Pour la République du centre, Claude Simon a accepté de répondre à un questionnaire identique adressé par Thierry Châtelier à tous les candidats à la mairie de Chartres. À paraître le 5 mars.
1. Comment jugez-vous la politique culturelle de l'équipe sortante? A-t-elle été suffisamment ambitieuse? (Réussites, erreurs, oublis)
La politique culturelle de l'équipe Gorges a essentiellement été marquée par
une grande ignorance du monde et des finalités de la culture, un mépris affiché
pour certains de ses acteurs, et plus généralement par l'absence d'ambition et
de projet culturel. Il n'est donc pas étonnant que la ville ait cédé à la
pratique des appels d'offre (qui s'apparente à une application des lois du
marché à la culture), à la priorité à l'animation (réanimation?) contre
l'éducation c'est-à-dire à une conception de la culture comme "attraction"
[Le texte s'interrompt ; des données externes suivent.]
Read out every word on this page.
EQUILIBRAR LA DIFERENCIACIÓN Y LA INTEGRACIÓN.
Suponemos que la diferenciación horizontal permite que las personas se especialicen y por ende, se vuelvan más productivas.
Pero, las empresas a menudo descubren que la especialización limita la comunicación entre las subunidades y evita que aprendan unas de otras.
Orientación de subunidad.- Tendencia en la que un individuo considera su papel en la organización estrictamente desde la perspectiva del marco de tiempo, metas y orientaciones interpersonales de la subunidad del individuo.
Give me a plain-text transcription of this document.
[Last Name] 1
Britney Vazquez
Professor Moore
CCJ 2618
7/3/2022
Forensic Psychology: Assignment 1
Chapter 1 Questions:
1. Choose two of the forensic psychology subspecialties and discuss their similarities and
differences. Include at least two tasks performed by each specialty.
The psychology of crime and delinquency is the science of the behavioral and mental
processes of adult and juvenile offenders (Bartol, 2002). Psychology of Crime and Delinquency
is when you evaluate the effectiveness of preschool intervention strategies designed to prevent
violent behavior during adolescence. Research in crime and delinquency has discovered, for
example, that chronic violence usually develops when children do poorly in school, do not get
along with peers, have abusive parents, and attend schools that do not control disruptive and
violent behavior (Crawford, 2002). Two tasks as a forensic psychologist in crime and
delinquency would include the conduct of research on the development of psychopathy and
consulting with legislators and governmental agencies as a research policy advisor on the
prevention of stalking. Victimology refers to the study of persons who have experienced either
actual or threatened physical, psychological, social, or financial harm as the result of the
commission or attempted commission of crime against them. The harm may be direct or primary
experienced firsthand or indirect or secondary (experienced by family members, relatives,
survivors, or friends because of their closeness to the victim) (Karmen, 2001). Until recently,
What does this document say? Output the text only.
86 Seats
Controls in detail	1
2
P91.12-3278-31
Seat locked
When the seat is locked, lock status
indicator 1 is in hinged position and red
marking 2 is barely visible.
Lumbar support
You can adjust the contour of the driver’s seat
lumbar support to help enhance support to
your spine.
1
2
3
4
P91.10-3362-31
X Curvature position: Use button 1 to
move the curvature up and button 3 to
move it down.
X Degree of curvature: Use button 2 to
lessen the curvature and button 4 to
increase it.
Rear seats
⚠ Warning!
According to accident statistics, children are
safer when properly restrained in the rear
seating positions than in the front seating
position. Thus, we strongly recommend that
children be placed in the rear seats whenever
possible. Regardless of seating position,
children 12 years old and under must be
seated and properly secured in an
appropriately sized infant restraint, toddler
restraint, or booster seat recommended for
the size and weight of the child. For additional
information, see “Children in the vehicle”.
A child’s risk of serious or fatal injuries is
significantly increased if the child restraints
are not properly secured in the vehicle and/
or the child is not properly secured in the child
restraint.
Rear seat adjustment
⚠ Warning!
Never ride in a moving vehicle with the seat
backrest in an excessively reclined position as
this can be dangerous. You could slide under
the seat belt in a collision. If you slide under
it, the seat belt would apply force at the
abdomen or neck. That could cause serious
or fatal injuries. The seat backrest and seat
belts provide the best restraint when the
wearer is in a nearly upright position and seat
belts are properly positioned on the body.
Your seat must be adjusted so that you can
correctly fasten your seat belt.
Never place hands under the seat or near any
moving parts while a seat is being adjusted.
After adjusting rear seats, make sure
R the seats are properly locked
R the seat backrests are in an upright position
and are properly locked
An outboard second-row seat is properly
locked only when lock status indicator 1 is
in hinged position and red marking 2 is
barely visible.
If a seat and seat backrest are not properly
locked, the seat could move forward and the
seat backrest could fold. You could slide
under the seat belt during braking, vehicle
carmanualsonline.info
pouvant servir le prestige de la ville et de ses dirigeants. Pendant ce temps
les équipements de proximité (bibliothèque de Beaulieu et de la Madeleine,
bibliobus, Musées,...) ont été délaissés. Et surtout, les MPT, au rôle
irremplaçable dans l'irrigation du tissu culturel, ont été
sacrifiées.
2. Comment peut-on améliorer, étoffer, diversifier la programmation théatrale et musicale?
Il convient d'abord d'affirmer des exigences de qualité artistique et
sociale: l'accès de tous à la culture est un moteur essentiel du progrès social
et humain. Il faut ensuite élaborer un ou des projets concertés avec les
acteurs de la vie culturelle (professionnels, associations, enseignants...), et
nommer des responsables municipaux qui partagent et soient capables de porter
politiquement cette ambition. La programmation dans les structures existantes
reviendra à ces responsables, en toute indépendance sur le plan artistique,
mais la municipalité s'efforcera d'inciter à une meilleure coordination des
programmation au niveau de l'agglomération, en initiant une synergie entre les
salles existantes. C'est pourquoi...
3. De nouveaux équipements sont-ils nécessaires pour dynamiser la culture à Chartres?
...avant de programmer la construction de nouveau équipements, nous ferons,
avec les acteurs de la vie culturelle, le recensement des moyens matériels et
surtout humains. Ici comme ailleurs nous mettrons les hommes avant le béton.
Pas d'équipements sans équipes constituées en mesure de les faire fonctionner.
La priorité (et peut-être la finalité) est de créer du lien social et humain.
Pour nous la culture commence à partir du moment où deux personnes se
rencontrent et s'offrent un geste, un objet, une parole... Les MPT peuvent être
des lieux pour créer ces simples rencontres. Cela dit, à terme, rien ne nous
empêche de penser que sur certains domaines précis ( musiques amplifiées, musée
de l'archéologie, de la mosaïque...) des besoins d'extension ou de construction
se feront effectivement jour.
4. Comment aider et promouvoir les artistes locaux?
La première exigence est de faire confiance aux artistes, et d'en finir avec
la chasse aux sorcières. Bien sûr aussi le subventionnement doit être assuré de
façon plus pérenne. Mais surtout, nous aimerions aider les artistes locaux à
travailler ensemble, à élaborer des projets partagés (entre eux, et surtout
avec la population, la vie associative, le monde de l'éducation). Nous
définirons avec eux dans la transparence (par exemple au sein d'un Conseil
Culturel), les critères d'attribution des subventions. Nous donnerons priorité
à l'éducation à la culture, en favorisant la familiarité de tous avec les
oeuvres d'art et en faisant en sorte que les lieux de création soient aussi des
lieux d'éveil, de sensibilisation, de formation aux arts et à la culture (non
seulement littéraire et patrimoniale, mais aussi scientifique, technique et
professionnelle). Aider les artistes (locaux ou non) c'est donc d'abord créer
et élargir avec eux des publics, ce peut être aussi une aide plus directe à la
création (commande d'oeuvres, par exemple).
En conclusion, nous pensons qu'en matière de culture comme sur d'autres
points la ville a un devoir d'innovation et d'ambition: elle peut (re)devenir
un acteur essentiel de la vie culturelle à Chartres comme en France, à un
moment ou l'Etat se désengage davantage.